Burke's writing is as rich and multihued as a Louisiana bayou.

I’m a fan of James Lee Burke. I thought I’d read every Dave Robicheaux novel he’s written, but just yesterday I found a jacket-less hard cover copy of Crusader’s Cross mixed in with books I’d picked up somewhere and had been meaning to get to. It was like opening a discarded wallet and finding a hundred dollar bill.

Burke is strong on imagery and thrifty on words.

Here, in Cross, is how he tells us what  Dave Robicheaux and his brother Jimmie’s childhoods were like:

Before breakfast, my mother would return from the barn smelling of manure and horse sweat, a pail of frothy milk in one hand and an armful of brown eggs smeared with chickenshit clutched against her chest. Then she would pull off her shirt, scrub her hands and arms with Lava soap under the pump in the sink, and in her bra fill our bowls with cush-cush and make ham-and-onion sandwiches for our lunches.

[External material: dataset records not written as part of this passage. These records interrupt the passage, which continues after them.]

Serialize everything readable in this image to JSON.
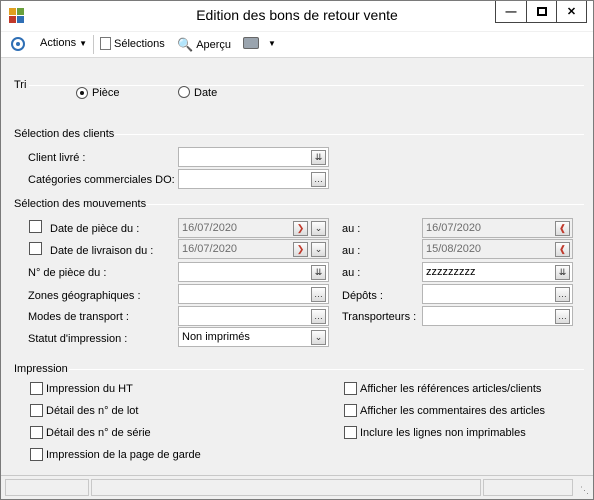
{
  "window": {
    "title": "Edition des bons de retour vente"
  },
  "toolbar": {
    "actions_label": "Actions",
    "selections_label": "Sélections",
    "apercu_label": "Aperçu"
  },
  "tri": {
    "label": "Tri",
    "options": [
      {
        "label": "Pièce",
        "selected": true
      },
      {
        "label": "Date",
        "selected": false
      }
    ]
  },
  "clients": {
    "section_label": "Sélection des clients",
    "client_livre_label": "Client livré :",
    "client_livre_value": "",
    "categories_label": "Catégories commerciales DO:",
    "categories_value": ""
  },
  "mouvements": {
    "section_label": "Sélection des mouvements",
    "date_piece_label": "Date de pièce du :",
    "date_piece_from": "16/07/2020",
    "date_piece_to": "16/07/2020",
    "date_livraison_label": "Date de livraison du :",
    "date_livraison_from": "16/07/2020",
    "date_livraison_to": "15/08/2020",
    "au_label": "au :",
    "num_piece_label": "N° de pièce du :",
    "num_piece_from": "",
    "num_piece_to": "zzzzzzzzz",
    "zones_label": "Zones géographiques :",
    "depots_label": "Dépôts :",
    "modes_label": "Modes de transport :",
    "transporteurs_label": "Transporteurs :",
    "statut_label": "Statut d'impression :",
    "statut_value": "Non imprimés"
  },
  "impression": {
    "section_label": "Impression",
    "options": [
      "Impression du HT",
      "Détail des n° de lot",
      "Détail des n° de série",
      "Impression de la page de garde",
      "Afficher les références articles/clients",
      "Afficher les commentaires des articles",
      "Inclure les lignes non imprimables"
    ]
  },
  "icons": {
    "lookup": "double-chevron-down-icon",
    "ellipsis": "ellipsis-icon",
    "calendar": "calendar-icon"
  }
}
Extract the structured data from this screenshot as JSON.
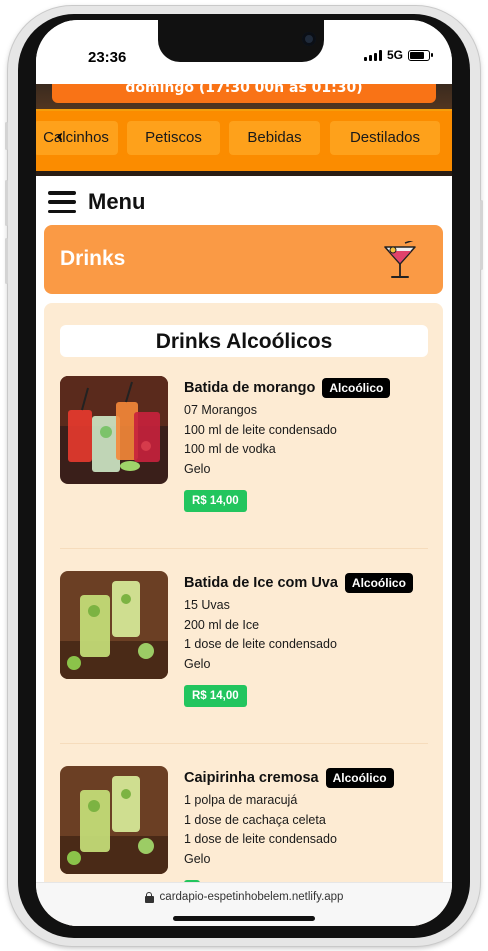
{
  "status_bar": {
    "time": "23:36",
    "network": "5G",
    "battery_level": 0.8,
    "signal_bars": 4
  },
  "header": {
    "hours_text": "domingo (17:30 00h às 01:30)",
    "categories": [
      "Calcinhos",
      "Petiscos",
      "Bebidas",
      "Destilados"
    ]
  },
  "menu": {
    "title": "Menu"
  },
  "section": {
    "title": "Drinks",
    "icon": "cocktail-icon"
  },
  "subsection": {
    "title": "Drinks Alcoólicos"
  },
  "items": [
    {
      "name": "Batida de morango",
      "badge": "Alcoólico",
      "ingredients": [
        "07 Morangos",
        "100 ml de leite condensado",
        "100 ml de vodka",
        "Gelo"
      ],
      "price": "R$ 14,00"
    },
    {
      "name": "Batida de Ice com Uva",
      "badge": "Alcoólico",
      "ingredients": [
        "15 Uvas",
        "200 ml de Ice",
        "1 dose de leite condensado",
        "Gelo"
      ],
      "price": "R$ 14,00"
    },
    {
      "name": "Caipirinha cremosa",
      "badge": "Alcoólico",
      "ingredients": [
        "1 polpa de maracujá",
        "1 dose de cachaça celeta",
        "1 dose de leite condensado",
        "Gelo"
      ],
      "price": ""
    }
  ],
  "browser": {
    "url": "cardapio-espetinhobelem.netlify.app"
  },
  "colors": {
    "accent_orange": "#fb8c00",
    "section_orange": "#fa9a45",
    "content_bg": "#fdebd3",
    "price_green": "#22c55e",
    "badge_black": "#000000"
  }
}
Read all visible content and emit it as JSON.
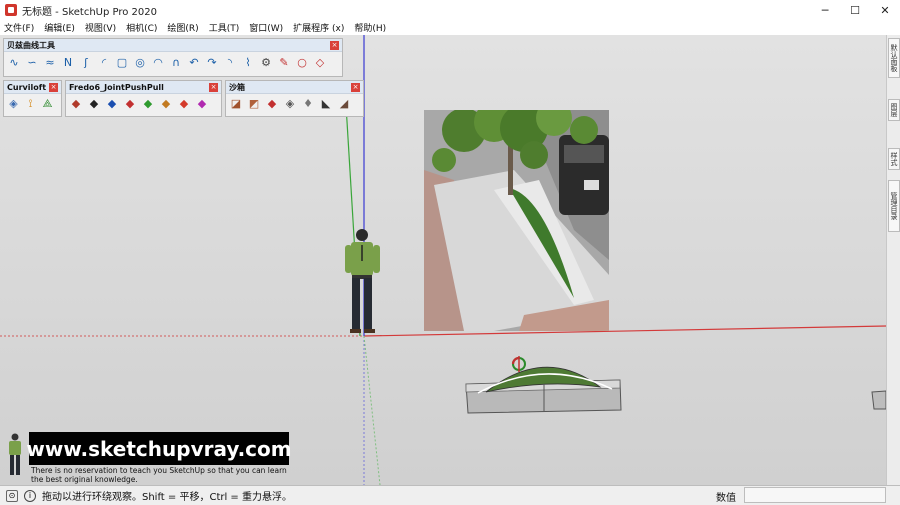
{
  "window": {
    "title": "无标题 - SketchUp Pro 2020",
    "minimize": "─",
    "maximize": "☐",
    "close": "✕"
  },
  "menu": [
    "文件(F)",
    "编辑(E)",
    "视图(V)",
    "相机(C)",
    "绘图(R)",
    "工具(T)",
    "窗口(W)",
    "扩展程序 (x)",
    "帮助(H)"
  ],
  "toolbars": {
    "bezier": {
      "title": "贝兹曲线工具",
      "close": "×"
    },
    "curviloft": {
      "title": "Curviloft",
      "close": "×"
    },
    "fredo": {
      "title": "Fredo6_JointPushPull",
      "close": "×"
    },
    "sandbox": {
      "title": "沙箱",
      "close": "×"
    }
  },
  "side_tabs": [
    "默认面板",
    "图层",
    "样式",
    "管理目录"
  ],
  "watermark": {
    "url": "www.sketchupvray.com",
    "note_line1": "There is no reservation to teach you SketchUp so that you can learn",
    "note_line2": "the best original knowledge."
  },
  "status": {
    "message": "拖动以进行环绕观察。Shift = 平移，Ctrl = 重力悬浮。",
    "measure_label": "数值",
    "measure_value": ""
  },
  "colors": {
    "axis_red": "#d33a3a",
    "axis_green": "#3aa63a",
    "axis_blue": "#3a3ad3",
    "grass": "#3f7a2c"
  }
}
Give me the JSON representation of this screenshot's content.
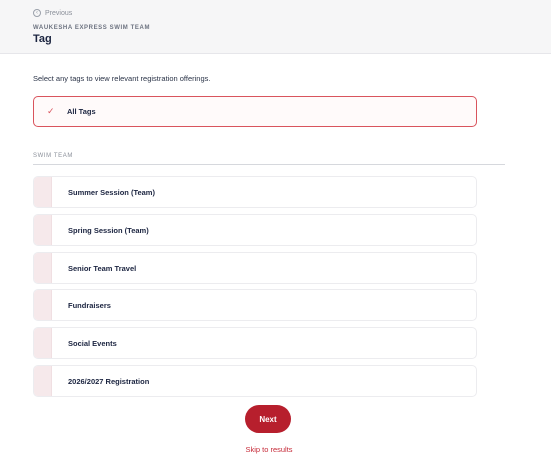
{
  "header": {
    "previous_label": "Previous",
    "organization": "WAUKESHA EXPRESS SWIM TEAM",
    "title": "Tag"
  },
  "instruction": "Select any tags to view relevant registration offerings.",
  "all_tags": {
    "label": "All Tags",
    "selected": true,
    "accent_color": "#d9545d"
  },
  "section": {
    "label": "SWIM TEAM",
    "tags": [
      {
        "label": "Summer Session (Team)"
      },
      {
        "label": "Spring Session (Team)"
      },
      {
        "label": "Senior Team Travel"
      },
      {
        "label": "Fundraisers"
      },
      {
        "label": "Social Events"
      },
      {
        "label": "2026/2027 Registration"
      }
    ]
  },
  "actions": {
    "next_label": "Next",
    "skip_label": "Skip to results",
    "primary_color": "#b71f2d"
  }
}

Jimmie and I both had paper routes in New Iberia’s red-light district. We set pins in the bowling alley and with our mother washed bottles in the Tabasco factory on the bayou. My father hand-built the home we lived in, notching and pegging the oak beams with such seamless craftsmanship that it survived the full brunt of a half dozen hurricanes with no structural damage. My mother ironed clothes in a laundry nine hours a day in hundred-and-ten-degree heat. She scalded and picked chickens for five cents apiece in our backyard, and secretly saved money in a coffee can for two years in order to buy an electric ice grinder and start a snowball concession at the minor league baseball park.

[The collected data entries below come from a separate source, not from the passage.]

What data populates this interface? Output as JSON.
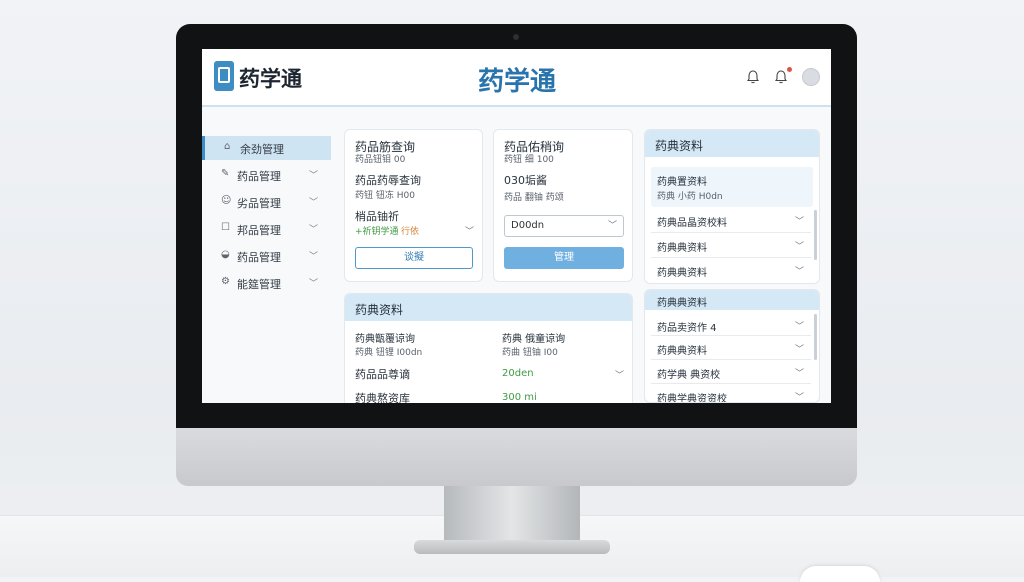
{
  "header": {
    "logo_text": "药学通",
    "center_title": "药学通"
  },
  "sidebar": {
    "items": [
      {
        "icon": "home-icon",
        "label": "余劲管理",
        "active": true,
        "chevron": false
      },
      {
        "icon": "edit-icon",
        "label": "药品管理",
        "active": false,
        "chevron": true
      },
      {
        "icon": "user-icon",
        "label": "劣品管理",
        "active": false,
        "chevron": true
      },
      {
        "icon": "box-icon",
        "label": "邦品管理",
        "active": false,
        "chevron": true
      },
      {
        "icon": "pill-icon",
        "label": "药品管理",
        "active": false,
        "chevron": true
      },
      {
        "icon": "settings-icon",
        "label": "能筵管理",
        "active": false,
        "chevron": true
      }
    ]
  },
  "card1": {
    "title": "药品筋查询",
    "subtitle": "药品钮钼 00",
    "row1_label": "药品药辱查询",
    "row1_sub": "药钮 钮冻 H00",
    "row2_label": "梢品铀祈",
    "row2_value_green": "+祈钥学通",
    "row2_value_orange": "行依",
    "button": "谈擬"
  },
  "card2": {
    "title": "药品佑稍询",
    "subtitle": "药钮 细 100",
    "row1_label": "030垢酱",
    "row1_sub": "药品 翻铀 药颂",
    "select_value": "D00dn",
    "button": "管理"
  },
  "card3": {
    "title": "药典资料",
    "sub_item_title": "药典置资料",
    "sub_item_text": "药典 小药 H0dn",
    "items": [
      "药典品晶资校料",
      "药典典资料",
      "药典典资料"
    ]
  },
  "card4": {
    "title": "药典资料",
    "left_title": "药典甑覆谅询",
    "left_sub": "药典 钮锂 I00dn",
    "left_row1": "药品品尊谪",
    "left_row2": "药典熬资库",
    "right_title": "药典 俄童谅询",
    "right_sub": "药曲 钮铀 I00",
    "right_value1": "20den",
    "right_value2": "300 mi"
  },
  "card5": {
    "title": "药典典资料",
    "items": [
      "药品卖资作 4",
      "药典典资料",
      "药学典 典资校",
      "药典学典资资校"
    ]
  }
}
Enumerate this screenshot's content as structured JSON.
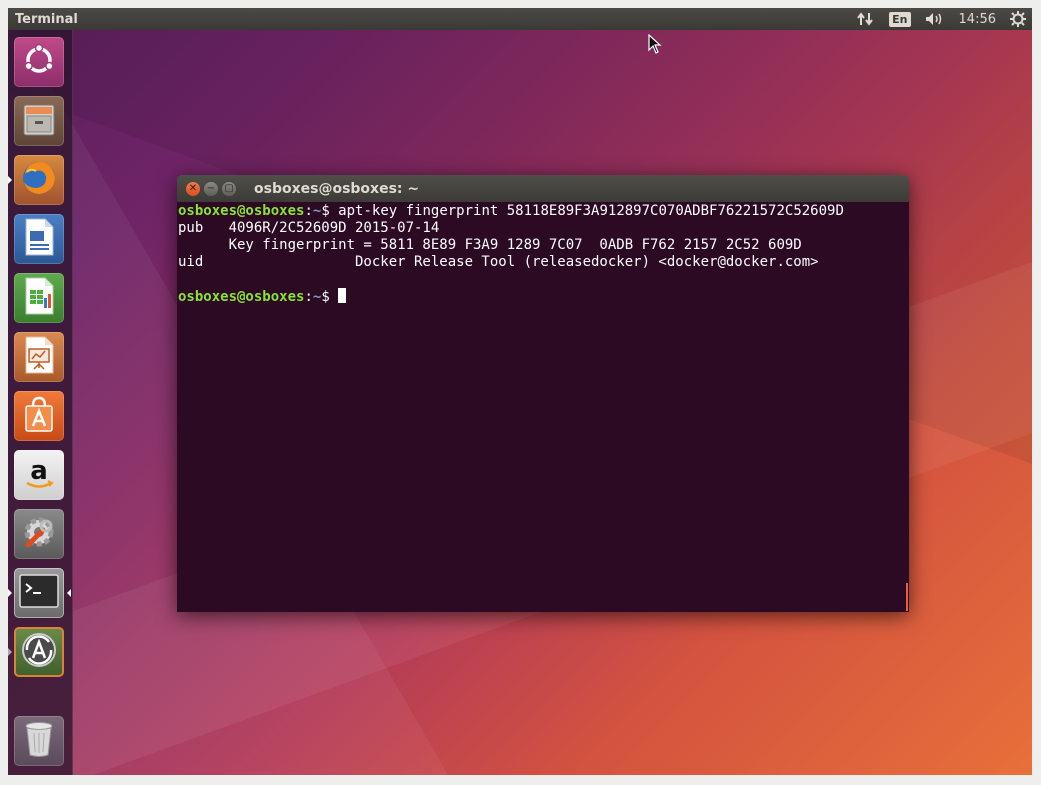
{
  "top_panel": {
    "title": "Terminal",
    "language": "En",
    "time": "14:56"
  },
  "launcher": {
    "items": [
      {
        "name": "ubuntu-dash",
        "icon": "ubuntu-logo-icon"
      },
      {
        "name": "files",
        "icon": "file-cabinet-icon"
      },
      {
        "name": "firefox",
        "icon": "firefox-icon",
        "running": true
      },
      {
        "name": "libreoffice-writer",
        "icon": "writer-document-icon"
      },
      {
        "name": "libreoffice-calc",
        "icon": "calc-spreadsheet-icon"
      },
      {
        "name": "libreoffice-impress",
        "icon": "impress-presentation-icon"
      },
      {
        "name": "ubuntu-software",
        "icon": "shopping-bag-icon"
      },
      {
        "name": "amazon",
        "icon": "amazon-icon",
        "letter": "a"
      },
      {
        "name": "system-settings",
        "icon": "settings-wrench-icon"
      },
      {
        "name": "terminal",
        "icon": "terminal-icon",
        "running": true,
        "focused": true
      },
      {
        "name": "software-updater",
        "icon": "software-updater-icon"
      },
      {
        "name": "trash",
        "icon": "trash-icon"
      }
    ]
  },
  "terminal": {
    "title": "osboxes@osboxes: ~",
    "prompt_user": "osboxes@osboxes",
    "prompt_sep": ":",
    "prompt_path": "~",
    "prompt_symbol": "$ ",
    "command": "apt-key fingerprint 58118E89F3A912897C070ADBF76221572C52609D",
    "output": [
      "pub   4096R/2C52609D 2015-07-14",
      "      Key fingerprint = 5811 8E89 F3A9 1289 7C07  0ADB F762 2157 2C52 609D",
      "uid                  Docker Release Tool (releasedocker) <docker@docker.com>",
      ""
    ]
  },
  "colors": {
    "prompt_user": "#8ae234",
    "prompt_path": "#729fcf",
    "terminal_bg": "#2c0a24",
    "accent": "#e2613b"
  }
}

Our parents were illiterate and barely spoke English, but they were among the most brave and resourceful people I ever knew. Neither of them would consciously set about to do wrong. But they destroyed one another just the same—my father with his alcoholism, my mother with her lust and insatiable need for male attention. Then they destroyed their self-respect, their family, and their home. They did all this with the innocence of people who had never been farther away from their Cajun world than their weekend honeymoon trip to New Orleans.

In three short, image-filled paragraphs Burke shows us, rather than tells us, his family was poor, hardworking, and dysfunctional.

Whether you’re writing fiction or nonfiction, Burke’s frugal yet rich style is worth emulating.

Just a write thought.

 

  3 Responses to “Emulate James Lee Burke’s Strong Imagery to Show Not Tell”

  1. Frugal yet rich – those three words say it all.

  2. Brilliant.No wonder I love his stuff. He tells it like it is. There’s no lazy writing in his books. A master.